Users of Artificial Intelligence (AI) know – and sense – the “artificial” in AI. The quest is to make AI as natural as possible, by replicating human intelligence and integrating it seamlessly into the world of humans. This is done using cognitive science. The practice combines psychology, neuroscience, linguistics, and social behavior patterns with Machine Learning (ML), image/ video recognition and analysis, Natural Language Processing (NLP) and Chatbots to deliver decision making with a distinct flavor of perception and perspective. The future is AI, but when AI is cognitive it becomes super smart.
The bottom line is that AI must perform to the standards humans have set for themselves. Cognitive sciences enable this. Businesses want their AI to be interactive, contextual, adaptive and on the constant path of evolution. Early adopters of Cognitive AI are delivering extraordinary results: In the healthcare industry, Cognitive AI is being used to analyze speech patterns and handwriting to get insights into the onset of Alzheimer’s and diagnose it years before traditional methods can. Merchandize planners in retail can use it to arrive at perfect assortments using natural conversations with cognitive systems. Fundamentally, Cognitive AI allows users to erase the complexity of technology, and gain the ability to access deep insights, make meaningful decisions easily and quickly and create memorable interactions.
Machine Learning (ML) allows systems to improve independently when exposed to data. There are different aspects of ML that allow systems to become intelligent using a variety of learning paths such as Committee Machine that permits us to scale AI using neural networks and algorithms to assimilate knowledge; Ensemble Learning that uses the same data but different learning algorithms that arrive at their own conclusions – and the results of all conclusions are combined to make sense; Deep Learning where one AI provides inputs to another AI; and Supervised Learning where systems are given training data to make sense of business (and the world).
Our AI experts understand how to use these processes, applying techniques such as decision trees, support vector machines, convolutional neural networks (CNNs) and deep Q networks. Depending on the business case, availability of data and desired outcomes, you can expect our team to design and implement the best-fit processes for your needs.
Image and video analytics are becoming extremely important to industries such as manufacturing, health and wellness, retail, logistics, law and order, etc. Airports are using it to manage security, boarding processes and identify suspicious movement; it is being used by retailers to manage store replenishments, analyze customer store journeys and make facial-recognition based payments; doctors are using it to identify diseases.
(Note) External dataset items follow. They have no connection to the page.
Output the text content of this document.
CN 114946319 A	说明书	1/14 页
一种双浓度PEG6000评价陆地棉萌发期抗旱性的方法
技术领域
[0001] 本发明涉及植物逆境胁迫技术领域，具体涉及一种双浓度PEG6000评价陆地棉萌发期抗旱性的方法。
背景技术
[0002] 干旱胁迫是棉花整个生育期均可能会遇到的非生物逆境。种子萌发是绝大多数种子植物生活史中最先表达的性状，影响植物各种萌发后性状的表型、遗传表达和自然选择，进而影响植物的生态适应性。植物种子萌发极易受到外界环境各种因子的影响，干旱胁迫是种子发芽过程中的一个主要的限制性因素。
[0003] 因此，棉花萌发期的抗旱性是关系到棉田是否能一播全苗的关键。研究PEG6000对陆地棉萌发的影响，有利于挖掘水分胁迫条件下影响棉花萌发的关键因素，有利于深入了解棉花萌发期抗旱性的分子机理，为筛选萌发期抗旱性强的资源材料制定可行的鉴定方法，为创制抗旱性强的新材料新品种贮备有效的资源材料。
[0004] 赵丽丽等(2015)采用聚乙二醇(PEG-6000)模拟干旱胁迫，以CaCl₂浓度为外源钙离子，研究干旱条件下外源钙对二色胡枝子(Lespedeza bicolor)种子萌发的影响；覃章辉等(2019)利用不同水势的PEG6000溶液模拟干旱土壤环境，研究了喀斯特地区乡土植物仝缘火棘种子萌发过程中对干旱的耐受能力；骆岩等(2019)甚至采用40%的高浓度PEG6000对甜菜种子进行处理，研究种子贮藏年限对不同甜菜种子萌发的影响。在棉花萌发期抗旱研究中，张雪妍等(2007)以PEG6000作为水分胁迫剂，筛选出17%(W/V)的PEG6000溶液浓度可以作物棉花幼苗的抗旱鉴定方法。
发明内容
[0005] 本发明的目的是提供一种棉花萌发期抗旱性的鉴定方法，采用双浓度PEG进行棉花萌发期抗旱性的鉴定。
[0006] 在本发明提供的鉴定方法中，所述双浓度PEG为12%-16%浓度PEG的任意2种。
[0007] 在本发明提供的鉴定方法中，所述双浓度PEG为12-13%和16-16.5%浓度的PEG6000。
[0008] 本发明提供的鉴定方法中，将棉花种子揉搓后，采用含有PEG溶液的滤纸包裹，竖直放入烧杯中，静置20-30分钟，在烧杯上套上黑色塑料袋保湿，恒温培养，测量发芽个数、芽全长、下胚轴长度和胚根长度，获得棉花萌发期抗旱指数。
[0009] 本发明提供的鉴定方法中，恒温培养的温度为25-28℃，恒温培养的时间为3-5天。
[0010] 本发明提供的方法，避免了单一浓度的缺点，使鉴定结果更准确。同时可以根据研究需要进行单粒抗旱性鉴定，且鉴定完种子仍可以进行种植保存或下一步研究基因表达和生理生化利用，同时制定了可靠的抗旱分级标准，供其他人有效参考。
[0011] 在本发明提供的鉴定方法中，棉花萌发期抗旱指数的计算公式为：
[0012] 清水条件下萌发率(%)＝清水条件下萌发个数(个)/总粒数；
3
With advances in AI, deep learning, computer vision and analytics, image and video systems are going much beyond the fundamental task of surveillance. Today, they are automating processes and improving efficiency.
The technology for image and video AI is now widely available (high resolution imaging, edge sensors, networks and bandwidth, cloud systems for data management and analytical engines) but the challenge for our customers is to identify business use cases and create models with training data (image classification, object detection, object tracking). Our team uses public libraries for image detection such as OpenCV.ai and Detectron to which we add customer-specific layers of algorithms to deliver pre-defined business goals.
Natural Language Processing (NLP) is a hot favorite of interface designers. Businesses want their employees and customers to interact with their systems using natural language. Not only is it fun to use natural language but it is far more convenient than other human-to-machine interfaces. NLP is being used for content ingestion, to deliver conversational assistants in industries as diverse as travel, education and banking, to translate books and marketing material, to create summaries of medical and legal cases, etc.
Our team of computational linguists are familiar with the needs of enterprises for real time speech recognition systems, sentiment analysis, virtual assistants, translators, etc. We use pre-trained models such as Google’s BERT and libraries such as PyTorch-Transformers, combining them with our expertise in Deep Learning to accelerate your vision of deploying NLP. Whether it is security authentication, text mining, chatbot adoption, co-worker bots or hiring and recruitment, we have the right resource that unlock the power of NLP.
Text and voice chatbots are the most common manifestation of AI. They are being used to guide employees and customers, improve engagement and – as a bonus – the resulting interactions are also being widely analyzed for trends, needs and sentiments.
Our AI practice is well-versed in the use of in-app, web-based and device-based chatbots. We design them so that our customers can save time by providing users with accurate and timely information, deliver 24X7 scalable support, improve productivity and gain customer insights. Our team has the technological expertise in AI, NLP, NLU, NLG and ML that are required to develop chatbots. We also understand that chatbots need to provide a near-human experience for the initiative to be successful. We therefore stress on designing chatbots that demonstrate nuances of human behavior. For businesses that want to leverage chatbots, we have the right-sized end-to-end turnkey solution that includes backend integration with sources of information and data, interface design, conversation flows, text-to-voice and voice-to-text capabilities along with intelligent human hand off and escalation protocols.